Je conclurai en souhaitant bonne chance à mon lecteur qui déciderait de se lancer dans ce parcours, mais aussi, en rappelant que ce genre de décision est éminemment personnel, et ne peut être pris pour quelqu’un d’autre. Peut-être que mon lecteur n’a pas envie qu’on reconnaisse son handicap. Peut-être que cela lui convient dans un cadre privé, mais pas professionnel. Peut-être qu’il tient à ce que son handicap soit reconnu, quand bien même son entourage le considère comme « pas bien grave ». Ces choix ne concernent que ceux qui les prennent, et nous nous devons tous de les respecter.

 

[1]Je résume, la définition complète se trouve dans l’article L114 du Code de l’action sociale et des familles.

[2]L’allocation adulte handicap, qui en juillet 2022 a été ré-évaluée à 956,65 € mensuels pour ceux qui la perçoivent dans son intégralité. Sa délivrance est en outre conditionnée par les revenus de tout le couple et non du seul individu qui la reçoit, afin de s’assurer que les personnes handicapées n’aient aucune indépendance financière. Parce que quand même, faut pas abuser.

[3]Comme le nom l’indique, on se rapproche de celle de son département.
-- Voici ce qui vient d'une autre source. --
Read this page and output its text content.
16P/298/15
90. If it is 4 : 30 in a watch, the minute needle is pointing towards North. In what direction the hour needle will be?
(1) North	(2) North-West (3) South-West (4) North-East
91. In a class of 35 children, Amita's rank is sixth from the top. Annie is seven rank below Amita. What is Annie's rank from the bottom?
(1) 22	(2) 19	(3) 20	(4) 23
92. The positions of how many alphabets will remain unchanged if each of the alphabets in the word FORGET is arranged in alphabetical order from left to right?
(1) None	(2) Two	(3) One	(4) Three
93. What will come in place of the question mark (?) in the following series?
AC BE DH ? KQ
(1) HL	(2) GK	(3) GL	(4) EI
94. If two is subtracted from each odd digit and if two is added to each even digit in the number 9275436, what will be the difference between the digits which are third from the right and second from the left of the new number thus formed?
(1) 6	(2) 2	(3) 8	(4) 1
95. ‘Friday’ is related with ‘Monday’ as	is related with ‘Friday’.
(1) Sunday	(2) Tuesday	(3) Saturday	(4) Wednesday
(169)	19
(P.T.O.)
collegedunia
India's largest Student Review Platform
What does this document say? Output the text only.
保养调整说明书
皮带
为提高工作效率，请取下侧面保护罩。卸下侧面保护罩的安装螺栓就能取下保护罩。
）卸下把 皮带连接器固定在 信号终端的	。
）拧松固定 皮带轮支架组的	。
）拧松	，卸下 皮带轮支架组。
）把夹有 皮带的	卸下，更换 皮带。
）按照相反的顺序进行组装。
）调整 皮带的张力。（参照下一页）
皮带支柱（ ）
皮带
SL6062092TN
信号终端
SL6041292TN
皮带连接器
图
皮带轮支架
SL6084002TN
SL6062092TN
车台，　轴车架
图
[4]Et est-ce que quiconque pense qu’il est possible de mesurer objectivement l’impact d’un handicap sur la vie de quelqu’un, c’est une question pour un autre jour. 

[5]L’horreur.

[6]Elle peut refuser d’accorder ce statut si la personne n’est pas assez handicapée pour avoir besoin d’un quelconque aménagement, soit si elle l’est trop pour jamais espérer travailler.

[7]J’ai choisi de ne prendre en compte que les aides liées directement au handicap. Une personne handicapée peut par exemple percevoir l’aide personnelle au logement (APL), simplement parce qu’elle rentre dans les critères requis, mais il n’est pas nécessaire d’avoir un handicap reconnu pour bénéficier de l’APL, aussi je ne l’ai pas repris ici.

[8]Dans quelle mesure est-ce que cela compense le capacitisme naturel des RH, c’est une autre question.

[9]Ne me demandez pas quel impact aurait la réforme qui est en pleine discussion à l’heure où j’écris ces lignes, je n’en sais rien.